Fier de ma réalisation ici. Toutefois, je suis au bord de l'effondrement, je suis épuisé. Depuis maintenant trois jours je n'ai fait que travailler, sans me soucier d'autre chose si ce n'est en finir au plus vite et retrouver ma douce princesse, Hawa. Ma petite fille est née, il y a à peine cinq mois et pourtant aujourd'hui elle représente ma raison d'être. J'arrive aujourd'hui à travailler plus et à endurer plus facilement la fatigue car rien que le fait d'être l'artisan de sa vie me motive davantage. Cet être minuscule et fragile ne compte que sur moi. Maintenant je dois aller la retrouver, elle me manque même si la dernière fois que j'ai entendu son doux et innocent sourire ne fait même pas plus de six heures. J'avais appelé sa mère.
Je me dépêche de rejoindre ma voiture au sous-sol, je ne saurais pas conduire dans mon état actuel alors c'est mon demi-frère Aziz Kane qui se chargera du volant. Arrivé au sous-sol, je lui fais un grand sourire avant de lui balancer les clés de la voiture. Il les rattrape sans problème et c'est dangereux de lancer des clés comme ça, tu ne grandis pas mon vieux, me dit-il sèchement. Je lui dis d'arrêter, toujours avec le sourire, la vie ne serait pas si amusante si nous ne faisions que ce qui est sans danger et n'oublie pas le véritable défi de cette vie, c'est de vieillir avec une âme d'enfant. A ce moment j'ouvre la portière passagère et prends place alors qu'Aziz démarre prudemment.

J'aime bien Aziz sur bien des domaines c'est pourquoi je le garde toujours près de moi. Aziz est l'homme le plus prudent que je connaisse, il garde toujours son calme et évalue les moindres détails avant d'entreprendre quelque chose. Tout le monde pense que c'est un lâche mais heureusement c'est mal le connaître, il n'hésiterait pas à s'amputer une jambe si c'était la meilleure décision face à une situation donnée. Et pour ce sang froid je l'admire, lui qui est prudent et calme. Et moi à ses antipodes je suis plutôt désinvolte et relaxe. Je suis de ceux qui aiment s'amuser et en rire plus tard, cela même au travail. Ce caractère me vaut la sympathie de tous, jusqu'à mes employés. Ce caractère me pousse souvent à prendre les projets que tout monde qualifie d'impossible, surtout par Aziz. Pour moi le défi ne réside qu'en ce qui ne peut être fait par personne, l'impossible n'est qu'un état d'esprit. J'ai non seulement foi en moi mais surtout au dévouement de toutes ces personnes qui travaillent avec moi et pour cause, ils ne m'ont jamais laissé tomber.

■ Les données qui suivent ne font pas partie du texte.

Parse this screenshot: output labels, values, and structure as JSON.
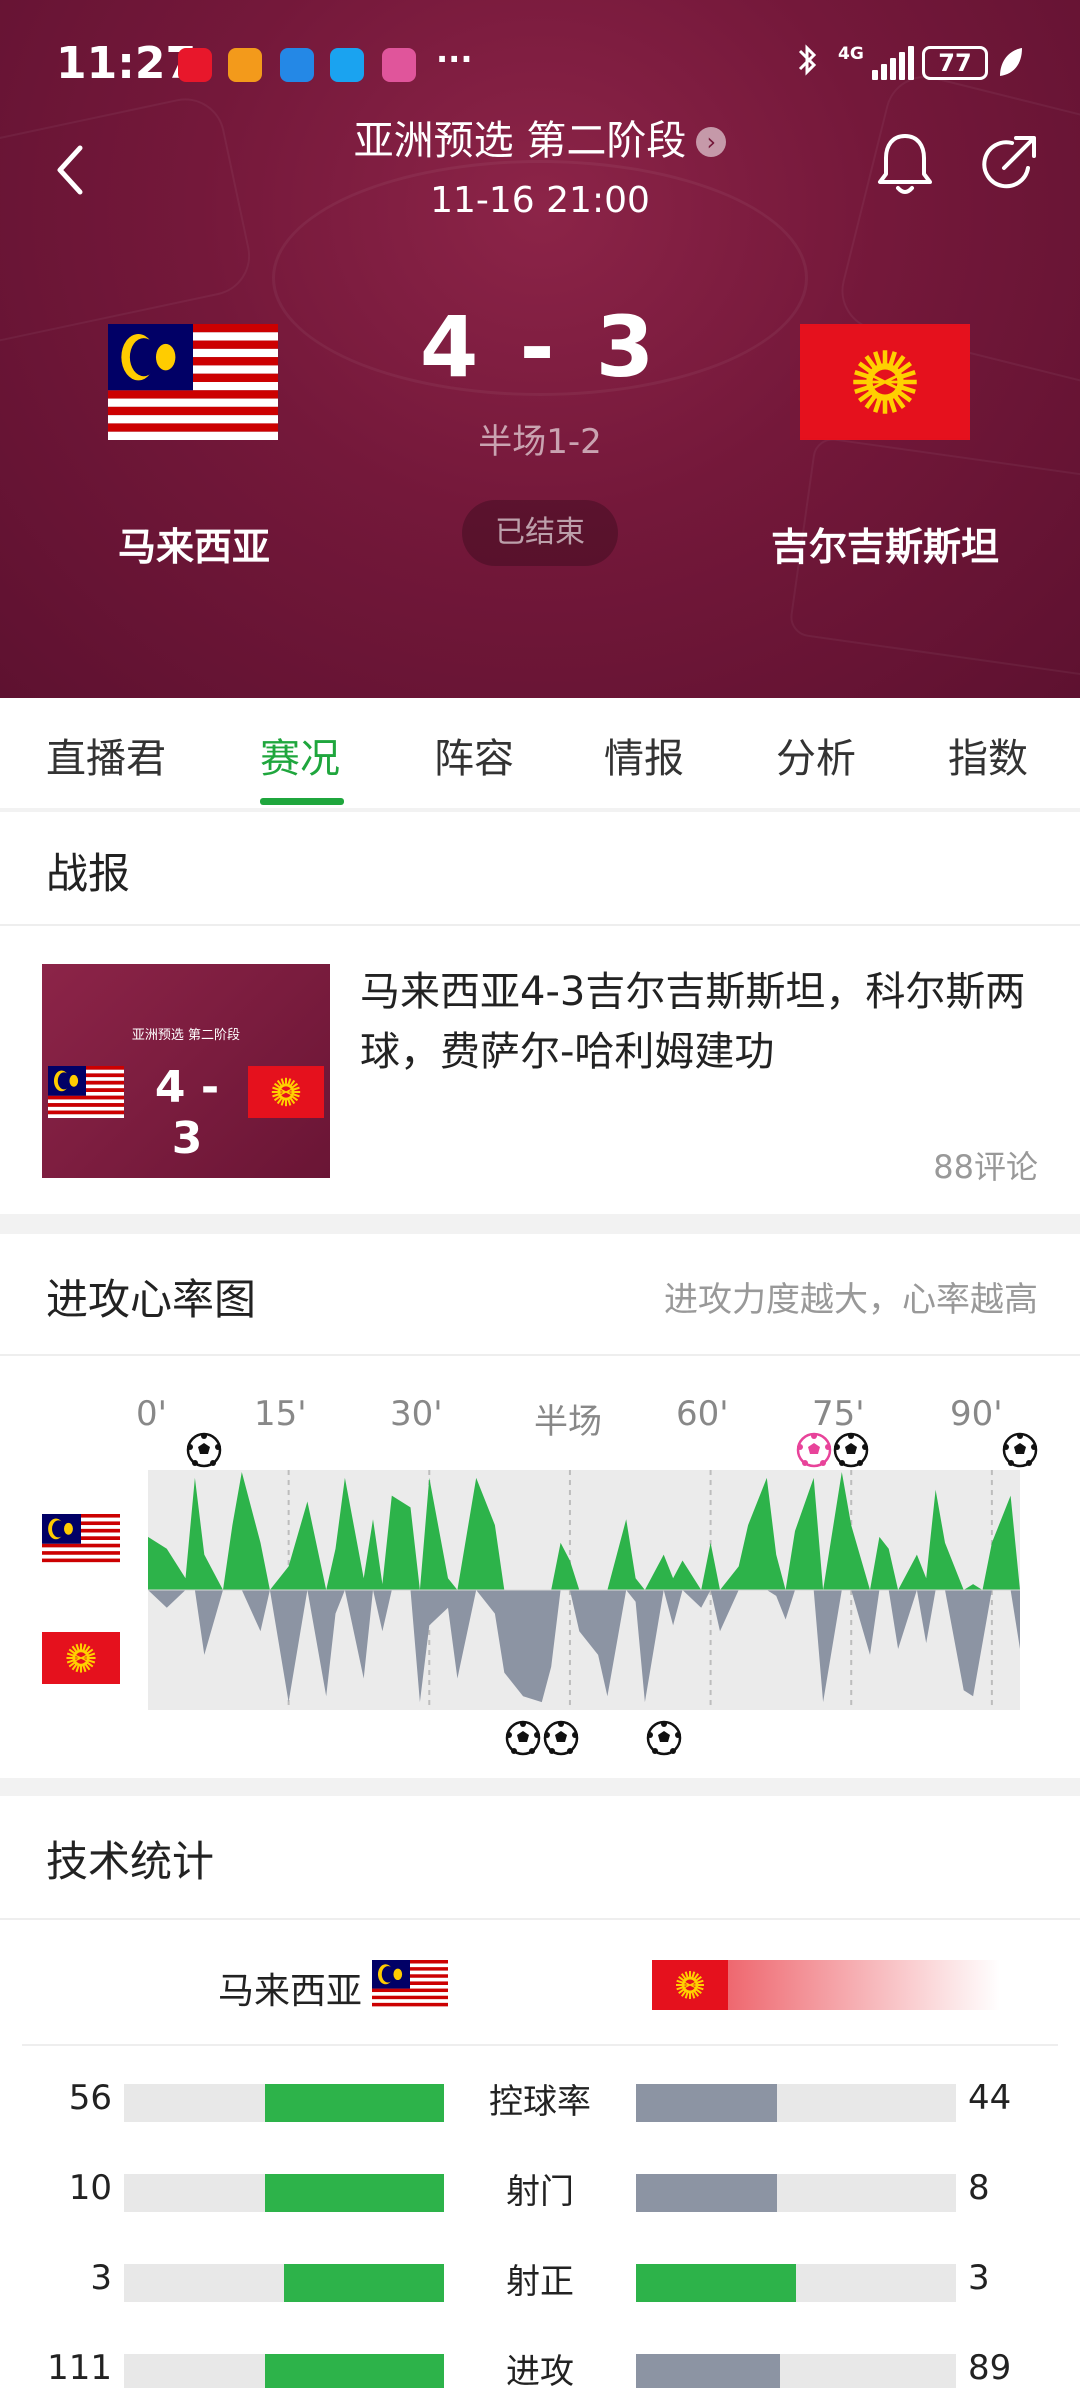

Ils font des heures supplémentaires avec le sourire aux lèvres, puisent dans leurs heures de pause pour avancer dans les projets, et même les week-ends ils sont là si c'est nécessaire. J'avoue que j'ai la meilleure équipe au monde et cela rends facile la réalisation des projets les plus utopiques et le meilleur est que nous le faisons dans des délais toujours inhumaines. Aujourd'hui, nous avons fini les derniers ajustements d'un projet qui devrait être livré dans six mois. Il s'agissait de l'électrification d'une zone rurale à Matam.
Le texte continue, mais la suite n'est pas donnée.